Ação antimicrobiana destacada da romã
Durante os testes, os extratos foram aplicados sobre bactérias causadoras de infecções em feridas para que as reações aos compostos fossem comparadas. A romã se destacou como o extrato de maior potencial na ação contra esses microrganismos. Thais Carvalho Brito Oliveira, engenheira de alimentos e pesquisadora líder do estudo, explicou: "A casca da romã é extremamente rica em compostos fenólicos – como o ácido elágico e as punicalaginas – que reconhecidamente apresentam propriedades antioxidantes e antimicrobianas. Na natureza, essas substâncias são consideradas defesas naturais da própria planta que têm a capacidade de inibir ou matar microrganismos como bactérias e fungos".

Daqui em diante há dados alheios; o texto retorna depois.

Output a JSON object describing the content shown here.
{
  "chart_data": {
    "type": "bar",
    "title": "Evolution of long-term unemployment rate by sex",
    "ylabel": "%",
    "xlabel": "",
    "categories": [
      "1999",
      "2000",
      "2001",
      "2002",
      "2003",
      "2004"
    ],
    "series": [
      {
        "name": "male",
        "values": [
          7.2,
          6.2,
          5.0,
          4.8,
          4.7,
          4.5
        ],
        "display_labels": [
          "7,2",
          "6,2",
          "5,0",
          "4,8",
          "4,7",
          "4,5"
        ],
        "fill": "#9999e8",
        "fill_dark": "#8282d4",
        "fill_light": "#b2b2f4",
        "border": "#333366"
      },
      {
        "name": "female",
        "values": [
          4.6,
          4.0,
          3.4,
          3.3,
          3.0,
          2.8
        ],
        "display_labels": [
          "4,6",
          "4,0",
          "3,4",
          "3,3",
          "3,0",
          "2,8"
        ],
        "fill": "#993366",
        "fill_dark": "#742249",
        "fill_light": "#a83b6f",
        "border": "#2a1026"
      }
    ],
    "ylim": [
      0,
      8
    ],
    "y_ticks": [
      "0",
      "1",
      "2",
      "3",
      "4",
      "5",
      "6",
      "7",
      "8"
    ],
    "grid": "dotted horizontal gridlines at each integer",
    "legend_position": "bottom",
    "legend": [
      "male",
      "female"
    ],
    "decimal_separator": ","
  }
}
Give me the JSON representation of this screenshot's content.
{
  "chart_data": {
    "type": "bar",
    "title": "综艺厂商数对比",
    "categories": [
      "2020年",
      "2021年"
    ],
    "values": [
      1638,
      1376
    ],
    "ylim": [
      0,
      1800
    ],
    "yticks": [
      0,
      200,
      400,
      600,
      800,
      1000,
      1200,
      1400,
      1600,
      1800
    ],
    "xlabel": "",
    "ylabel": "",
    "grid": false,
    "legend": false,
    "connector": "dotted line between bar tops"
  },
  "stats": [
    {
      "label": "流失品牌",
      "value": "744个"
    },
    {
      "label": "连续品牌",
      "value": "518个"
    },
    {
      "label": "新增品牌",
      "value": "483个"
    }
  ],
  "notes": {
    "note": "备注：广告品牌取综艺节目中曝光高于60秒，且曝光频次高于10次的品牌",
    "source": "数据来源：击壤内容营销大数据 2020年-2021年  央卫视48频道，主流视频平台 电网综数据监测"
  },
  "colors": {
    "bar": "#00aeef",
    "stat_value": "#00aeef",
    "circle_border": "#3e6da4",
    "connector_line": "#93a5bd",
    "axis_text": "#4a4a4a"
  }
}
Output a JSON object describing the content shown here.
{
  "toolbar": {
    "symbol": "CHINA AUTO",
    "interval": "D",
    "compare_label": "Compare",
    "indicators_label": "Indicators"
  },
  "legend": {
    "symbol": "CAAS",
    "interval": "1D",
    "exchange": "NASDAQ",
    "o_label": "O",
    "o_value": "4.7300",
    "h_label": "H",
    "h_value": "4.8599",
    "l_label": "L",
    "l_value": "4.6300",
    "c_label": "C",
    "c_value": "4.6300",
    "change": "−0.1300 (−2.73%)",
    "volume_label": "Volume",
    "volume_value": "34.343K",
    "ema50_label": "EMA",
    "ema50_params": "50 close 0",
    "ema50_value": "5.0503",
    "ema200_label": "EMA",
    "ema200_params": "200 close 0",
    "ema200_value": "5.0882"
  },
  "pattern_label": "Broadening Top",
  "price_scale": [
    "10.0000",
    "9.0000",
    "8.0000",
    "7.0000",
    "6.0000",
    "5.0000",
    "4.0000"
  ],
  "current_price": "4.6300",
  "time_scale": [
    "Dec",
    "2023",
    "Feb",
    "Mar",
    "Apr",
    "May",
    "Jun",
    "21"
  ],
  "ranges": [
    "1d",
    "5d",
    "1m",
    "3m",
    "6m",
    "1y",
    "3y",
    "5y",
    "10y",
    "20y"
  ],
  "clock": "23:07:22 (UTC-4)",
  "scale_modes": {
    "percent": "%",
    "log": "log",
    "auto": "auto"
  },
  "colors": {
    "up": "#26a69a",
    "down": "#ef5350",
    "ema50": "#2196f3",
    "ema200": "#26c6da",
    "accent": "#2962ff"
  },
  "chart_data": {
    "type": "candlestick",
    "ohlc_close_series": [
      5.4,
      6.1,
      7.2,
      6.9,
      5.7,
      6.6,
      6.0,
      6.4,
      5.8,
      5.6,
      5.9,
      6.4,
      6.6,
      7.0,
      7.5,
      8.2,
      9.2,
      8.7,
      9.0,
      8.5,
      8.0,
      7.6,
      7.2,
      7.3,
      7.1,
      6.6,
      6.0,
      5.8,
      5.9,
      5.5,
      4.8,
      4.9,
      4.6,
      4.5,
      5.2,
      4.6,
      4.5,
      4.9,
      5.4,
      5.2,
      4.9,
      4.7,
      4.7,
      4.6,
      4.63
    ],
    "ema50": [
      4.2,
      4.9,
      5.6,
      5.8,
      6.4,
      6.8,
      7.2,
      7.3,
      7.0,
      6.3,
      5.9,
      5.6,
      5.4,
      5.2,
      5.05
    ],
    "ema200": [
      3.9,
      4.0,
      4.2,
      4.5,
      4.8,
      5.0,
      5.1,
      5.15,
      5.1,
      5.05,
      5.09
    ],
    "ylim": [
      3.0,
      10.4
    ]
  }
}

A pesquisa demonstrou que os resíduos da casca de romã apresentam atividade antimicrobiana contra bactérias como Staphylococcus aureus, Staphylococcus epidermidis e o fungo Malassezia furfur, frequentemente associados a infecções cutâneas. Ao controlar esses patógenos, o extrato ajudaria o corpo a focar na cicatrização natural, evitando o agravamento ou a demora no fechamento da lesão.
Destaque em compostos fenólicos e sustentabilidade
Apenas a bactéria Pseudomonas aeruginosa não sofreu efeito dos extratos, devido à sua alta taxa de resistência. Para inibir esse agente indesejado, a equipe utilizou simulações computacionais visando projetar extratos ainda mais potentes. Outros substratos, como a folha de goiaba, também demonstraram eficácia, mas o diferencial da romã foi a alta concentração de fenólicos totais, compostos que atuam diretamente freando o crescimento ou eliminando as bactérias.
A engenheira de alimentos ressaltou o ineditismo do estudo: "Embora a literatura já apontasse as propriedades antimicrobianas da casca de romã, a novidade foi a descoberta da atuação específica em bactérias de feridas da pele. O diferencial da pesquisa foi otimizar a extração dessas substâncias de forma sustentável para combater infecções específicas". Ela lembrou que a indústria de sucos utiliza majoritariamente a polpa da romã, enquanto a casca, que compõe cerca de 78% da fruta, acaba frequentemente descartada em aterros sanitários, gerando riscos ambientais.
Próximos passos e validação clínica
Na próxima etapa, os cientistas planejam combinar os dois compostos naturais da casca – ácido elágico e punicalaginas – para verificar se, juntos, criam um "efeito de equipe" que potencialize a ação contra bactérias e fungos. Apesar dos resultados animadores, o uso prático ainda exige etapas rigorosas. O próximo passo envolve a aplicação in vivo (em feridas reais) e testes de toxicidade nas células humanas para descartar reações adversas. Só após essas fases a substância poderá ter seu uso clínico validado na saúde.
Sobre a pesquisa
O estudo integra um projeto de pós-doutorado financiado pela Fapesp (Fundação de Amparo à Pesquisa do Estado de São Paulo) e é desenvolvido na FCA/Unicamp. O trabalho conta com a colaboração de pesquisadores como Thais C. Brito-Oliveira, Maria E. Cavalheiro, Felipe S. Bragagnolo, Monique M. Strieder, Vitor L. Sanches, Camila Delarmelina e Marta C. T. Duarte, sob supervisão do professor Mauricio A. Rostagno.